Anyone offering "10 SEO-optimised blog posts for €100" is reselling generic AI output. The cost-per-word is too low for human writing — be honest about which you're buying.
Spotting AI-generated filler in 2026
- The rule-of-three structure repeated everywhere. Every section has three bullet points; every list has three items; every paragraph has three sentences. Human writers vary.
- Empty-calorie phrases. "In today's fast-paced world." "Game-changer." "Cutting-edge solution." "Empower your business." All flag-words for AI output (or, fairly, lazy human writing).
- No specifics. Generic copy says "we deliver excellent service." Specific copy says "we returned 17% of customer queries within 90 minutes last month." AI struggles to invent the specifics.
- Confident factual claims with no source.
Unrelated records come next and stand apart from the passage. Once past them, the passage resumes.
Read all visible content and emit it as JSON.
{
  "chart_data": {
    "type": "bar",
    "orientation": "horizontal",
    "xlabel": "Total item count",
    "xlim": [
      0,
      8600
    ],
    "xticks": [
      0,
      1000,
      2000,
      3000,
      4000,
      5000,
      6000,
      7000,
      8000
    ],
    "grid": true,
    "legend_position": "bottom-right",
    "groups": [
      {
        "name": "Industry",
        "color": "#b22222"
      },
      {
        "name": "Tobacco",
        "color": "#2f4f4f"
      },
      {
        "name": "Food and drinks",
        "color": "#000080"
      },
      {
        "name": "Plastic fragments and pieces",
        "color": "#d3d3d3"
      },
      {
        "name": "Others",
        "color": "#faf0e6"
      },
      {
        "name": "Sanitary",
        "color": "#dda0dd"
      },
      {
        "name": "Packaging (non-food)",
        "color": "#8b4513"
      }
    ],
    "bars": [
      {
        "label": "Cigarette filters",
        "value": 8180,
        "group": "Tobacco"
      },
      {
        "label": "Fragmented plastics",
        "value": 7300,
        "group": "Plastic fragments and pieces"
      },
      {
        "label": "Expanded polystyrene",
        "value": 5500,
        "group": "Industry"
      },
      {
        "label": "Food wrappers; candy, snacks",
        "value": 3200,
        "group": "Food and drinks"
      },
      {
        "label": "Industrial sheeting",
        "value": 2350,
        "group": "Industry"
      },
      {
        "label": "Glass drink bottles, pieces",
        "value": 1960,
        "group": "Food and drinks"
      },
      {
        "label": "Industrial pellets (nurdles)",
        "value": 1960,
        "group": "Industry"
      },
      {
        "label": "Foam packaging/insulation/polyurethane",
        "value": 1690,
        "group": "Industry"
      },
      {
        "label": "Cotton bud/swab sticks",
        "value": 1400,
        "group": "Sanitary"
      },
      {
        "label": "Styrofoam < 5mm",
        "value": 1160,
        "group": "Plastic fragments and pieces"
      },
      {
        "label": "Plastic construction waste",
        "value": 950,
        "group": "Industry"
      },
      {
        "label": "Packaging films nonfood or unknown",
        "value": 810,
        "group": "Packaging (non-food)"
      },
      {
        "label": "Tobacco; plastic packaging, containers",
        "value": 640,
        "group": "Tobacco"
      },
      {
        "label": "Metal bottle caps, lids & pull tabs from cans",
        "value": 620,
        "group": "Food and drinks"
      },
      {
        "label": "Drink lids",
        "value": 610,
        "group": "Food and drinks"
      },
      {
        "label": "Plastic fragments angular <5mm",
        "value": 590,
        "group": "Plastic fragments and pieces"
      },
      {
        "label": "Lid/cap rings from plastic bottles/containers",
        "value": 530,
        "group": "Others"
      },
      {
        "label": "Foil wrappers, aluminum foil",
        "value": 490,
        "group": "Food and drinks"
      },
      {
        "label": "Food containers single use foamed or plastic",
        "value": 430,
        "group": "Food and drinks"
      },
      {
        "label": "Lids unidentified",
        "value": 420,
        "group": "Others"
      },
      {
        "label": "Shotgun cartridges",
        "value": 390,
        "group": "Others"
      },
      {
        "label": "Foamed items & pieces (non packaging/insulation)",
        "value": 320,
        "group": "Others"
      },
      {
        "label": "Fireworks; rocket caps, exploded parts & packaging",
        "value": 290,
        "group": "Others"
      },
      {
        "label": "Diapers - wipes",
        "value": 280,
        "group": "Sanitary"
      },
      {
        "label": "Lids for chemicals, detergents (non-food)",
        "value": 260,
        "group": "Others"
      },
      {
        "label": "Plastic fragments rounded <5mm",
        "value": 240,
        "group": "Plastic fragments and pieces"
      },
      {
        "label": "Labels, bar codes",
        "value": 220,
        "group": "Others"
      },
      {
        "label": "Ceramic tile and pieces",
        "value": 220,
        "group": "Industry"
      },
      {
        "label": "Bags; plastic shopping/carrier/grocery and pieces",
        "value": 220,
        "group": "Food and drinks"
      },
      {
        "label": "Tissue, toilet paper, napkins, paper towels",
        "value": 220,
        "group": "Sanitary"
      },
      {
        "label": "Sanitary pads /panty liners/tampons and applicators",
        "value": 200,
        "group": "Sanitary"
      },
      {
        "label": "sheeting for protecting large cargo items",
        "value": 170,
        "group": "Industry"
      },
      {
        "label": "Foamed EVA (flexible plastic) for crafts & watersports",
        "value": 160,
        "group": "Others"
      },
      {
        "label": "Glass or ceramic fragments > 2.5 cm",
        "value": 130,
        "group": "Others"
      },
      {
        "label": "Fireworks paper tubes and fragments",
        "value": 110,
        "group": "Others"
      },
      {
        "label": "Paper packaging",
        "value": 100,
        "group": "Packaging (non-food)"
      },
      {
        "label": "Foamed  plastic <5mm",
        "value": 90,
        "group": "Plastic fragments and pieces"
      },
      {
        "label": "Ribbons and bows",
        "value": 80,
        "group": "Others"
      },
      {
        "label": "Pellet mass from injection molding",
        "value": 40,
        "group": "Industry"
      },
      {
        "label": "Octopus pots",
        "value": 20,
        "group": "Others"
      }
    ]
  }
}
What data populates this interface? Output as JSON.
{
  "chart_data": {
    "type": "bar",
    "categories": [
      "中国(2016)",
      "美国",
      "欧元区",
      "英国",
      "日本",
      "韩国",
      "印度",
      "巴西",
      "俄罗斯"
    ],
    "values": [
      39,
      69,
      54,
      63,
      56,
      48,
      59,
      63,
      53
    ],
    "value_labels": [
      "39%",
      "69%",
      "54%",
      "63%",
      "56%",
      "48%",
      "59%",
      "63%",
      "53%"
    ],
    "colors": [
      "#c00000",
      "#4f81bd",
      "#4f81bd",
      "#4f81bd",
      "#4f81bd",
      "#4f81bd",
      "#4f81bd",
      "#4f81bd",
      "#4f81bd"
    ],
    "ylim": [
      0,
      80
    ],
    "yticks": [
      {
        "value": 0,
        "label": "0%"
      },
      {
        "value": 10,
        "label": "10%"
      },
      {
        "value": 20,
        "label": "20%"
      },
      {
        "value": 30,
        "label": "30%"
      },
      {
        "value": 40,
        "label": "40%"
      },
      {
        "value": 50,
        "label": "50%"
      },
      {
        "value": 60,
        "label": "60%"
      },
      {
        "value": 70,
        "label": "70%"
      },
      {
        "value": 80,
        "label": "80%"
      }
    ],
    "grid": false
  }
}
AI is fluent and confident, including about things it's wrong about. Verify any claim of statistics, percentages, or named institutions.
Used well — for first drafts, for outlines, for breaking writer's block — AI is a useful tool. As the finished product, it shows.
The single rule of website copy
Every page should answer the question: what is this, and why should the reader care? in the first two sentences. If they have to scroll to find out, you've already lost most of them.